I've talked before about adopting a failure-oriented mindset. That means you should expect every component of your system or application to someday fail. In fact, they'll usually fail at the worst possible times.
When a component does fail, whatever unit of work it's processing at the time will most likely be lost. If that unit of work is backed up by a transactional database, well, you're in luck. The database will do it's Omega-13 bit on the transaction and it'll be like nothing ever happened.
Of course, if you've got more than one database, then you either need two-phase commit or pixie dust. (OK, compensating transactions can help, too, but only if the thing that failed isn't the thing that would do the compensating transaction.)
I don't favor distributed transactions, for a lot of reasons. They're not scalable, and I find that the risk of deadlock goes way up when you've got multiple systems accessing multiple databases. Yes, uniform lock ordering will prevent that, but I never want to trust my own application's stability to good coding practices in other people's apps.
Besides, enterprise integration through database access is just... icky.
Messaging is the way to go. Messaging offers superior scalability, better response time to users, and better resilience against partial system failures.
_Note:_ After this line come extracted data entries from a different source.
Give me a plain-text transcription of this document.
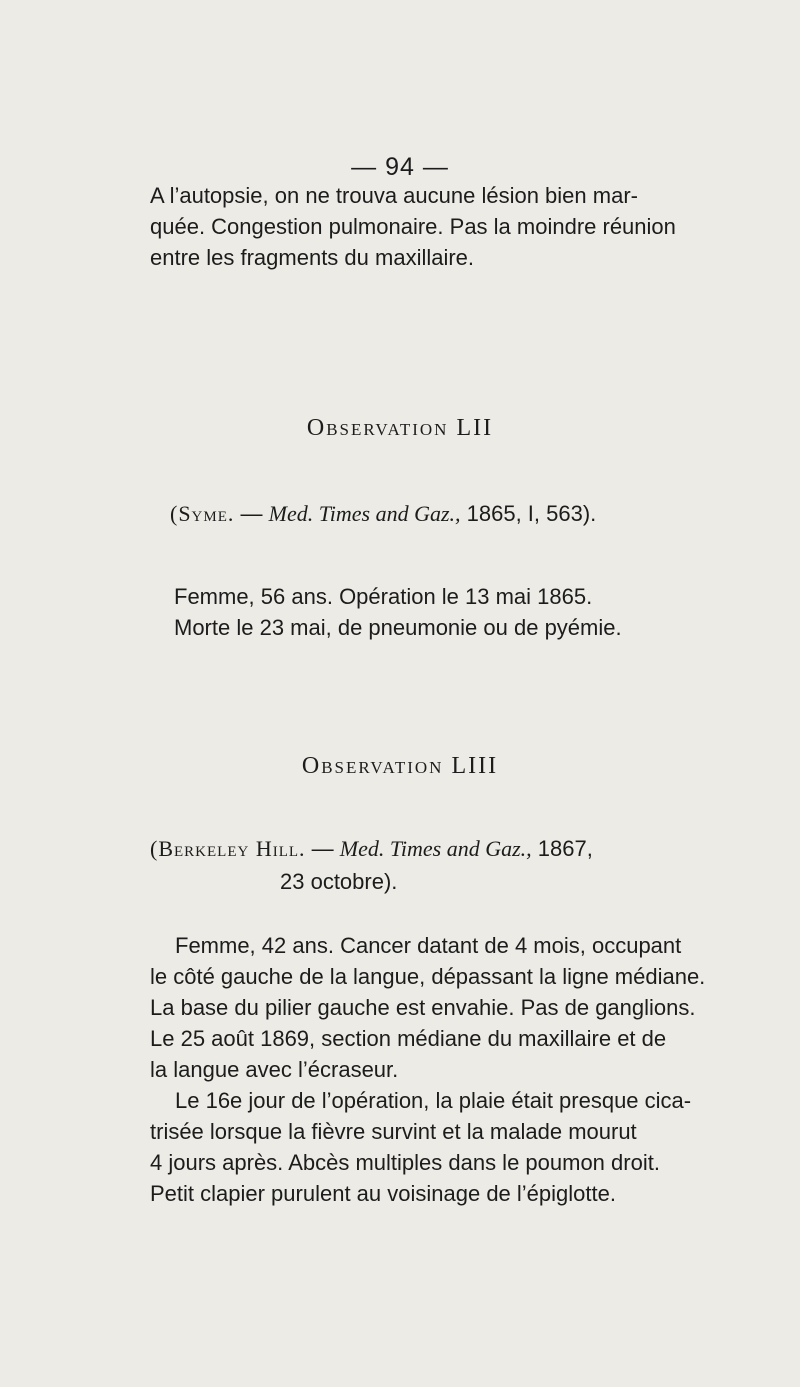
— 94 —
A l’autopsie, on ne trouva aucune lésion bien mar-
quée. Congestion pulmonaire. Pas la moindre réunion
entre les fragments du maxillaire.
Observation LII
(Syme. — Med. Times and Gaz., 1865, I, 563).
Femme, 56 ans. Opération le 13 mai 1865.
Morte le 23 mai, de pneumonie ou de pyémie.
Observation LIII
(Berkeley Hill. — Med. Times and Gaz., 1867,
23 octobre).
Femme, 42 ans. Cancer datant de 4 mois, occupant
le côté gauche de la langue, dépassant la ligne médiane.
La base du pilier gauche est envahie. Pas de ganglions.
Le 25 août 1869, section médiane du maxillaire et de
la langue avec l’écraseur.
Le 16e jour de l’opération, la plaie était presque cica-
trisée lorsque la fièvre survint et la malade mourut
4 jours après. Abcès multiples dans le poumon droit.
Petit clapier purulent au voisinage de l’épiglotte.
It also provides enough spatial, temporal, and logical decoupling between systems that you can evolve the endpoints independently.
Udi Dahan has published an excellent article with several patterns for robust messaging. It's worth reading, and studying. He addresses the real-world issues you'll encounter when building messaging apps, such as giant messages clogging up your queue, or "poison" messages that sit in the front of the queue causing errors and subsequent rollbacks.